Quorum Delegation is a novel delegation mechanism that allows users to delegate their voting power to a group of trusted individuals (a quorum) rather than a single delegate. This approach reduces user attention costs and the risk of centralization and collusion while allowing high flexibility in delegation.

2.1. How Quorum Delegation Works

Quorum Delegation (QD) allows users to passively vote by delegating their choice to a group of users. Unlike traditional delegation (1:1), QD allows distributed delegation across multiple users.

1. Delegating members choose and rank a set of delegates.

2. If enough ranked delegates actively vote, their decision forms a Quorum Vote automatically for the user. If not enough ranked delegates actively vote,

3. The outcome of the Quorum Vote is weighted by the delegating member’s voting weight, and sent as input for the final vote tally.

In the example above, the quorum consists of 10 anonymous users of which 6 vote "Yes", 2 vote "No", 1 abstains, and 1 does not participate. The quorum participation threshold is 3/5 (6 users). Since "Yes" exceeds a simple majority (4 votes), the user automatically votes "Yes".

SCF’s implementation of NQG does not allow redelegation of delegating members who don’t actively vote themselves to keep accountability of active voting members and ensure a sufficient number of active voters on each funding decision. Should the number of voting members grow, we may eventually allow redelegation up to a certain amount of hops.

2.1 Definitions of Quorum Delegation in SCF

• Delegating Member: User with Pathfinder, Navigator, or Pilot tier that has selected to delegate a particular vote instead of actively voting for or against a proposal (Pathfinders can only delegate, not vote actively).

• Quorums: Delegating members create four delegate lists or quorums, one for each Project Category: Applications, Financial Protocols, Infrastructure & Services, and Developer Tooling

• Delegate: User with Pilot tier that has nominated themselves to be a delegate of one or more Project Categories. Learn more about the SCF Build Project Categories and nomination process with Category-Specific Delegate Panels.

2.2. Current Parameters of Quorum Delegation in SCF

The current implementation of QD in SCF has fixed parameters with relatively light thresholds to optimize for vote throughput. Some context: in rounds with SCF v5.0 and earlier, we saw a high amount of Abstain votes due to delegating members not actively voting. Lower parameter thresholds in combination with the Category-Specific Delegate nomination process have significantly improved delegate vote throughput.

Parameter	Description	#
Min Quorum Candidates	Minimum size of potential candidates a user must select for their Quorum	6
Max Quorum Candidates	Maximum size of potential candidates a user can select for their Quorum	15
Quorum Participation Threshold	Minimum % of quorum participants needed for a valid vote	5
Quorum Size	Max number of candidates considered in a Quorum Vote	15
Relative Agreement Threshold	Minimum % of agreement required among active votes	51%-67%*

_{*has changed in past few rounds depending on Abstain rate.}

Example Scenario

Example Scenario:

1. Alice (who is a Navigator) chooses to delegate her vote on ‘Applications’ to a quorum of 7 delegates.

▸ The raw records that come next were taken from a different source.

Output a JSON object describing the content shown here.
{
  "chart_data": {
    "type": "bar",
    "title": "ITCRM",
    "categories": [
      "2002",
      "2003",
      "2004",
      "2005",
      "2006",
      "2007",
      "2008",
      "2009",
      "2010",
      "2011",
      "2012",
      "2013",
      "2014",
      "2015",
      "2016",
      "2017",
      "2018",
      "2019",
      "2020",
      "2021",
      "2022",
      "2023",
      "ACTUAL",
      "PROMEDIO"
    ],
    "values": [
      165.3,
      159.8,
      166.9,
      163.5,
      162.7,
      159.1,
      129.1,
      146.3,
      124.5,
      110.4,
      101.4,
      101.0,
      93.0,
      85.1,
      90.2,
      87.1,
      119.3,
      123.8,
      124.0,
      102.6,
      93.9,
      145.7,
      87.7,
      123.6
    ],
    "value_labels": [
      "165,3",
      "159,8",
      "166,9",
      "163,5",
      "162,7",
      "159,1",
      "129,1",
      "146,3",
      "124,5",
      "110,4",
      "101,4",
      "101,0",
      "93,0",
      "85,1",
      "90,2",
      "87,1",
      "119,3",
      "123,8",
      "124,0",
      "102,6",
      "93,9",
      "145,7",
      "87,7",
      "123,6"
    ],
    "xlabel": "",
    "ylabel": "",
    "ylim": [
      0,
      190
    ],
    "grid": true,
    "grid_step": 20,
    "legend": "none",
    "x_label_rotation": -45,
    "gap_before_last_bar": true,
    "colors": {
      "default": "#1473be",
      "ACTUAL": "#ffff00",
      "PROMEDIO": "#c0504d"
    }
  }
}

2. During a voting round, 5 delegates of the quorum vote "Yes," and 2 delegates vote "No."

3. Since the quorum meets the consensus threshold (51%), Alice's vote (with her own voting power assigned through Neural Governance) is counted as "Yes."

2.2.1. Understanding the difference between the purpose of Trust Graph Neuron and Quorum Delegation

The relationships within the Trust Graph Neuron show correlations with Quorum Delegation as both are focused on trust, but each have a distinct purpose–while it might be assumed that a user would add their delegates to their trusted list of users, they would not necessarily select everyone in their trusted list as delegates (and not everyone would be available, as delegate selection happens quarterly based on nomination).

Trust in the Trust Graph Neuron is expected to be assigned more liberally—a user can assign trust for any reason to help gain reputation for that user— as there is no direct effect on their own choices and voting power. Similarly, a user can assign trust to a high number of other users, while Quorum Delegation is limited.